Two-dollar gasoline is back.
An Oncue Express station in Oklahoma City was selling the motor fuel for $1.99 a gallon Wednesday, becoming the first one to drop below $2 in the U.S. since July 30, 2010, Patrick DeHaan, a senior petroleum analyst at GasBuddy Organization Inc., said by email from Chicago.
“We knew when we saw crude oil prices drop last week that we’d break the $2 threshold pretty soon, but we didn’t know if it would happen in South Carolina, Texas, Missouri or Oklahoma,” said DeHaan, senior petroleum analyst for Gasbuddy. “Today’s national average, $2.74, now makes the current price we pay a whopping 51 cents per gallon less than what we paid a year ago.”

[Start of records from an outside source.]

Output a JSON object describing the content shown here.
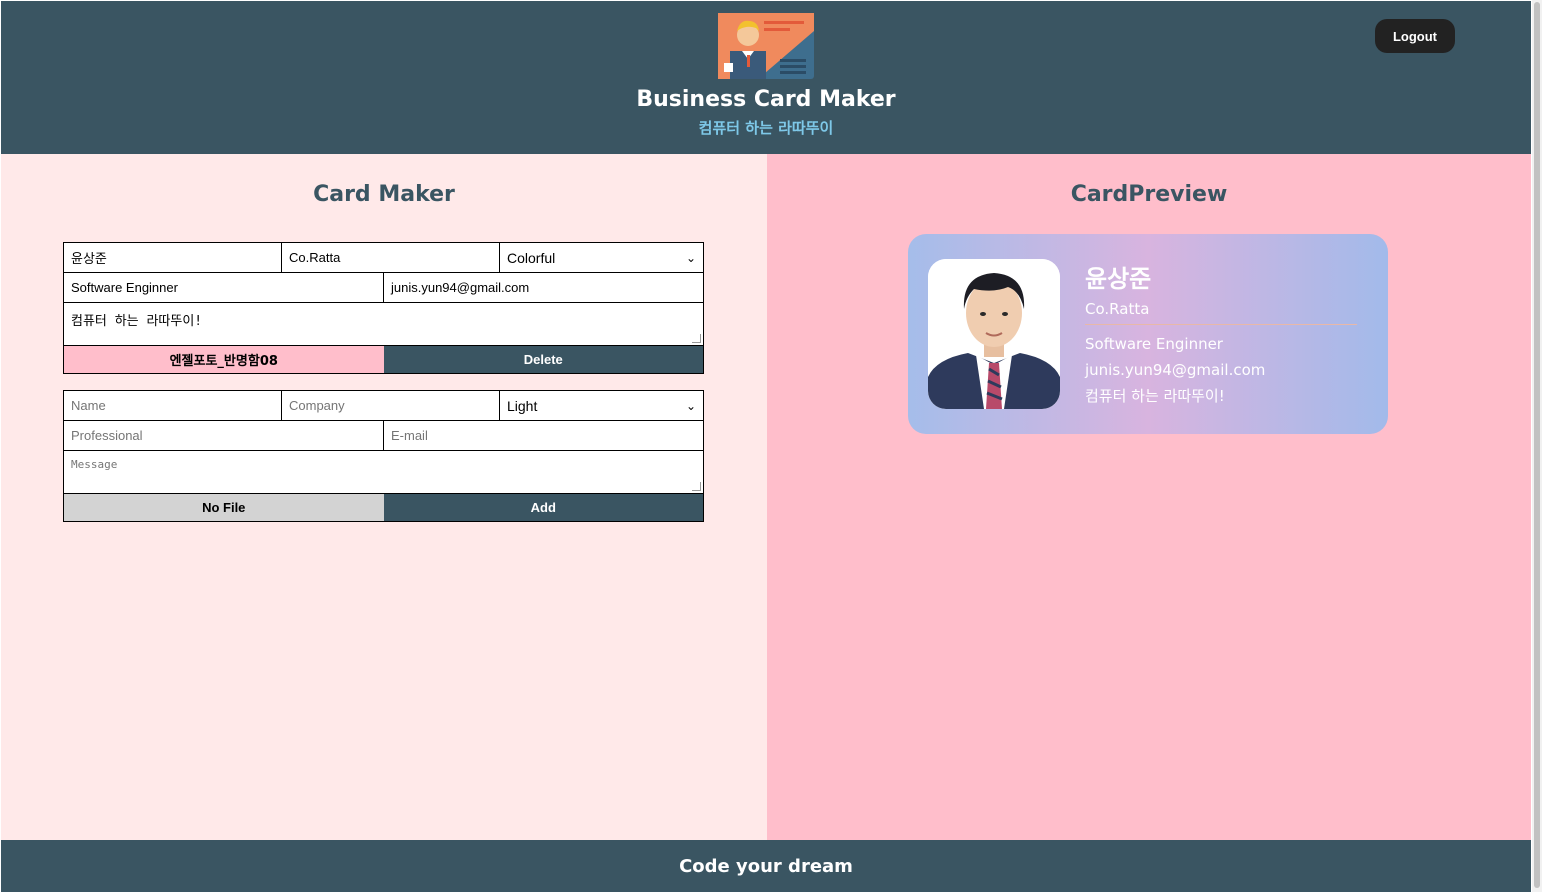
{
  "header": {
    "title": "Business Card Maker",
    "subtitle": "컴퓨터 하는 라따뚜이",
    "logout_label": "Logout"
  },
  "maker": {
    "title": "Card Maker",
    "card_form": {
      "name": "윤상준",
      "company": "Co.Ratta",
      "theme": "Colorful",
      "title": "Software Enginner",
      "email": "junis.yun94@gmail.com",
      "message": "컴퓨터 하는 라따뚜이!",
      "file_label": "엔젤포토_반명함08",
      "delete_label": "Delete"
    },
    "add_form": {
      "name_placeholder": "Name",
      "company_placeholder": "Company",
      "theme": "Light",
      "title_placeholder": "Professional",
      "email_placeholder": "E-mail",
      "message_placeholder": "Message",
      "file_label": "No File",
      "add_label": "Add"
    }
  },
  "preview": {
    "title": "CardPreview",
    "card": {
      "name": "윤상준",
      "company": "Co.Ratta",
      "title": "Software Enginner",
      "email": "junis.yun94@gmail.com",
      "message": "컴퓨터 하는 라따뚜이!"
    }
  },
  "footer": {
    "text": "Code your dream"
  },
  "colors": {
    "header_bg": "#3a5562",
    "maker_bg": "#ffe9e9",
    "preview_bg": "#ffbecb",
    "subtitle": "#7ec8e8",
    "logout_bg": "#222222"
  }
}
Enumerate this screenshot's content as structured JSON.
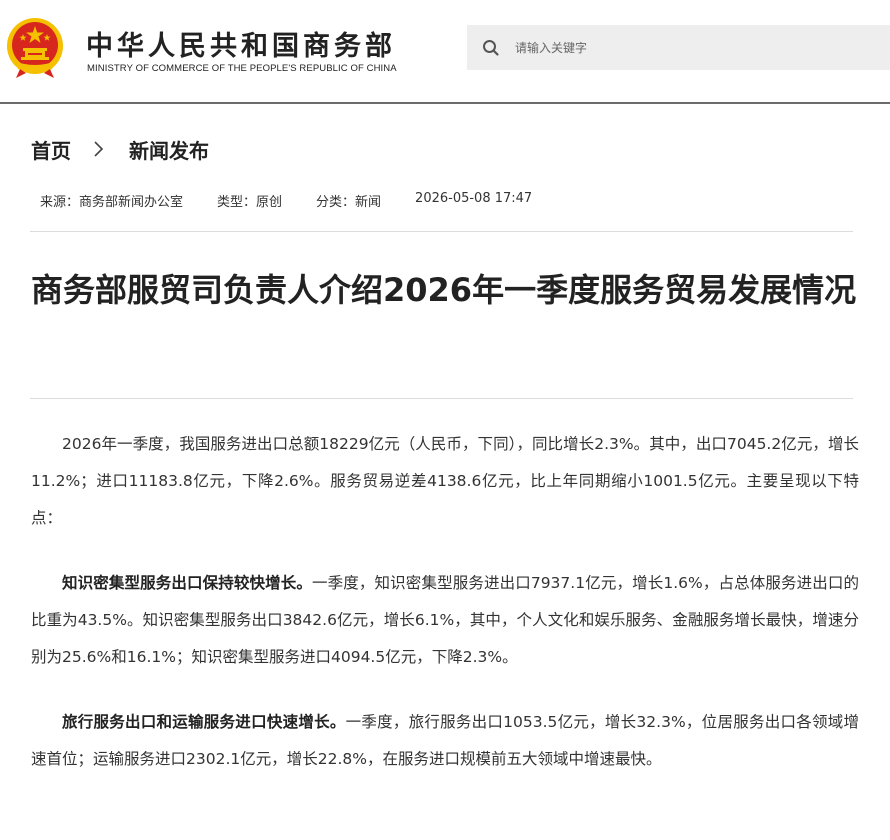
{
  "header": {
    "ministry_name_cn": "中华人民共和国商务部",
    "ministry_name_en": "MINISTRY OF COMMERCE OF THE PEOPLE'S REPUBLIC OF CHINA",
    "search_placeholder": "请输入关键字",
    "search_value": ""
  },
  "breadcrumb": {
    "home": "首页",
    "current": "新闻发布"
  },
  "meta": {
    "source": "来源：商务部新闻办公室",
    "type": "类型：原创",
    "category": "分类：新闻",
    "datetime": "2026-05-08 17:47"
  },
  "article": {
    "title": "商务部服贸司负责人介绍2026年一季度服务贸易发展情况",
    "paragraphs": [
      {
        "lead": "",
        "text": "2026年一季度，我国服务进出口总额18229亿元（人民币，下同），同比增长2.3%。其中，出口7045.2亿元，增长11.2%；进口11183.8亿元，下降2.6%。服务贸易逆差4138.6亿元，比上年同期缩小1001.5亿元。主要呈现以下特点："
      },
      {
        "lead": "知识密集型服务出口保持较快增长。",
        "text": "一季度，知识密集型服务进出口7937.1亿元，增长1.6%，占总体服务进出口的比重为43.5%。知识密集型服务出口3842.6亿元，增长6.1%，其中，个人文化和娱乐服务、金融服务增长最快，增速分别为25.6%和16.1%；知识密集型服务进口4094.5亿元，下降2.3%。"
      },
      {
        "lead": "旅行服务出口和运输服务进口快速增长。",
        "text": "一季度，旅行服务出口1053.5亿元，增长32.3%，位居服务出口各领域增速首位；运输服务进口2302.1亿元，增长22.8%，在服务进口规模前五大领域中增速最快。"
      }
    ]
  },
  "colors": {
    "emblem_red": "#d7261e",
    "emblem_gold": "#f4c000",
    "header_rule": "#6b6b6b",
    "search_bg": "#eeeeee"
  },
  "icons": {
    "emblem": "national-emblem-icon",
    "search": "search-icon",
    "breadcrumb_separator": "chevron-right-icon"
  }
}
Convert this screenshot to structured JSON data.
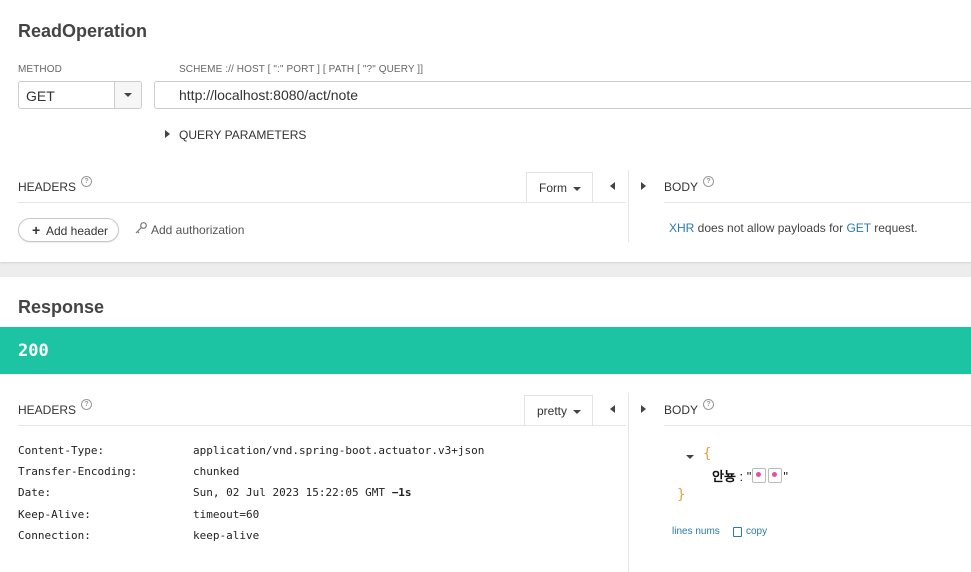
{
  "request": {
    "title": "ReadOperation",
    "method_label": "METHOD",
    "url_label": "SCHEME :// HOST [ \":\" PORT ] [ PATH [ \"?\" QUERY ]]",
    "method": "GET",
    "url": "http://localhost:8080/act/note",
    "query_params_label": "QUERY PARAMETERS",
    "headers_label": "HEADERS",
    "headers_mode": "Form",
    "body_label": "BODY",
    "add_header_label": "Add header",
    "add_authorization_label": "Add authorization",
    "body_message": {
      "xhr": "XHR",
      "middle": " does not allow payloads for ",
      "method": "GET",
      "end": " request."
    }
  },
  "response": {
    "title": "Response",
    "status_code": "200",
    "status_color": "#1cc4a4",
    "headers_label": "HEADERS",
    "headers_mode": "pretty",
    "body_label": "BODY",
    "headers": [
      {
        "key": "Content-Type:",
        "value": "application/vnd.spring-boot.actuator.v3+json",
        "extra": ""
      },
      {
        "key": "Transfer-Encoding:",
        "value": "chunked",
        "extra": ""
      },
      {
        "key": "Date:",
        "value": "Sun, 02 Jul 2023 15:22:05 GMT ",
        "extra": "−1s"
      },
      {
        "key": "Keep-Alive:",
        "value": "timeout=60",
        "extra": ""
      },
      {
        "key": "Connection:",
        "value": "keep-alive",
        "extra": ""
      }
    ],
    "body_json": {
      "open_brace": "{",
      "key": "안뇽",
      "separator": " :  ",
      "quote": "\"",
      "close_brace": "}"
    },
    "lines_nums_label": "lines nums",
    "copy_label": "copy"
  }
}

Gasoline is sliding after OPEC decided last week not to cut production amid a global glut of oil that has already dragged international oil prices down by 39 percent in the past five months. Pump prices have fallen by almost a dollar since reaching this year’s high on April 26.
Fifteen percent of the nation’s gas stations are selling fuel below $2.50 a gallon, “and it may not be long before others join OnCue Express in that exclusive club that’s below $2,” said Gregg Laskoski, another senior petroleum analyst with GasBuddy.
Retail gasoline averaged $2.746 a gallon in the U.S. yesterday, data compiled by Florida-based motoring club AAA show. Stations will cut prices by another 15 to 20 cents a gallon as they catch up to the plunge in oil, Michael Green, a Washington-based spokesman for AAA, said by email Wednesday.